Presentation on theme: "Science Fair Projects Developed by Ms. Sica-Fosella 10 Easy Steps to Science Project Completion."— Presentation transcript:
Science Fair Projects Developed by Ms. Sica-Fosella 10 Easy Steps to Science Project Completion
Step 1: Select a Topic/Project Idea What are you interested in finding out? What observations have you made that lead you to a question you want to answer? Can you obtain the materials that you need to experiment on this topic?
Step 2: Summarize your Project Purpose What is the purpose of your project? What your project is all about? How do you plan to complete the experiment? Project Title Write a catchy title that relates to your topic and gets people interested in your project.
Step 3: Write a Problem and Hypothesis Problem What do you want to find out? Does your question relate to the topic and the purpose of your experiment? Can you develop an experiment to answer your question? Does your question make sense? Is it confusing?

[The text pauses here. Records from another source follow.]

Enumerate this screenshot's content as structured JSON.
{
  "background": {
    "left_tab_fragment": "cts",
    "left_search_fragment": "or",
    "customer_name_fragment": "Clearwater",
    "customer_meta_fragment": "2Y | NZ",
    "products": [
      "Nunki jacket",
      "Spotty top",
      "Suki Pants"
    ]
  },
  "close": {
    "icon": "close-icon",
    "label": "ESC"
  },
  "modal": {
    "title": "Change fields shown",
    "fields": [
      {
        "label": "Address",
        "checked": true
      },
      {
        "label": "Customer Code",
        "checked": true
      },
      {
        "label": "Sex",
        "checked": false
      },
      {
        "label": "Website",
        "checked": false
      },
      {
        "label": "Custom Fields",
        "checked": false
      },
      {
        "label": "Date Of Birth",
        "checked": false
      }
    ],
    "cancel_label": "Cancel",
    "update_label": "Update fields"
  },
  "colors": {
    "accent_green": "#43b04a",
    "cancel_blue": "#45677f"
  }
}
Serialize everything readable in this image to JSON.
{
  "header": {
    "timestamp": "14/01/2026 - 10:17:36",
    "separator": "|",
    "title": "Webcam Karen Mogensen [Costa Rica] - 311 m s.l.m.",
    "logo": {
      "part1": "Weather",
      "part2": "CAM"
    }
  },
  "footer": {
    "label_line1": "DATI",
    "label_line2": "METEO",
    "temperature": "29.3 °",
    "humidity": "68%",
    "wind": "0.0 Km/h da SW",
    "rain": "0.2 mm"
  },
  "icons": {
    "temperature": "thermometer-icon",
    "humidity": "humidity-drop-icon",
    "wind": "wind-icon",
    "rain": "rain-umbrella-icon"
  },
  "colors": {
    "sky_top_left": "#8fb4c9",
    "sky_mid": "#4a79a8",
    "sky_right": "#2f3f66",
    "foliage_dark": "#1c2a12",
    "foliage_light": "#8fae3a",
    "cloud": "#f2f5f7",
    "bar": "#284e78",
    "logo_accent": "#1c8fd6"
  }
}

Step 3: Write a Problem and Hypothesis Hypothesis What do you think will happen? Make a prediction using observations, past knowledge and research. Make sure you explain WHY you made the prediction. Can your hypothesis be tested with an experiment? BE SPECIFIC! Use complete sentences.
Step 4: Research What information do you need to know about your topic before you can experiment? Search in books, encyclopedias, magazines, the internet and other sources for information. Write facts about your topic. List all of your references – write down each website that you use.
Step 5: Materials and Procedure What materials will you use to complete your experiment? Make sure you only choose materials that you can get! What steps will you follow to test your hypothesis? BE SPECIFIC! Label your steps using 1, 2, 3, and so on. Would someone else be able to follow your directions? Are there any safety concerns?
Step 6: Experiment and Results Be sure to display your data in an organized manner. Use a table or chart to help you show your results. Don’t forget to label! Include enough data to prove or disprove your hypothesis. Write down any observations you made during your experiment. Draw pictures of your experiment. Take photos of the experiment and yourself performing the experiment.
Step 7: Draw Conclusions What do your data and observations tell you? What happened during your experiment? What did you find out? Was your hypothesis proven or rejected? What might have gone wrong, if anything? Are there any new questions that you have after this investigation? Write a summary of what you learned during your experiment.
Step 8: Proofread and Edit Proofread your project and edit any mistakes. Did you adjust your materials and procedure to match what you actually used and what you actually did? Have a classmate proofread your project. Have an adult proofread your project. Create a final copy of your project and submit it to your teacher. Now you will receive a project display board!
Step 8: Create your project display board Use the layout shown to create your display board. Make it neat and attractive! Write your name, teacher, and school on the back of your board. Question Hypothesis Materials Procedure Title of Project Observations/ Photographs/Graphs Results (Explanation of Data ) Conclusion Real Life Applications and/or Interactive Portion Acknowledgements and Resources Written Report 3-D Representation or Model that Corresponds with Project Grades 3- 7
Step 10: Present your Project Decide what you are going to say during your presentation and how you will demonstrate your experiment to the class. Place notes on index cards to guide you during your presentation. Practice your presentation at home. Be ready to answer questions from your classmates and teachers. Bring your project display board and experiment to school on the due date. Carry it in a bag, container, or box that has your name on it!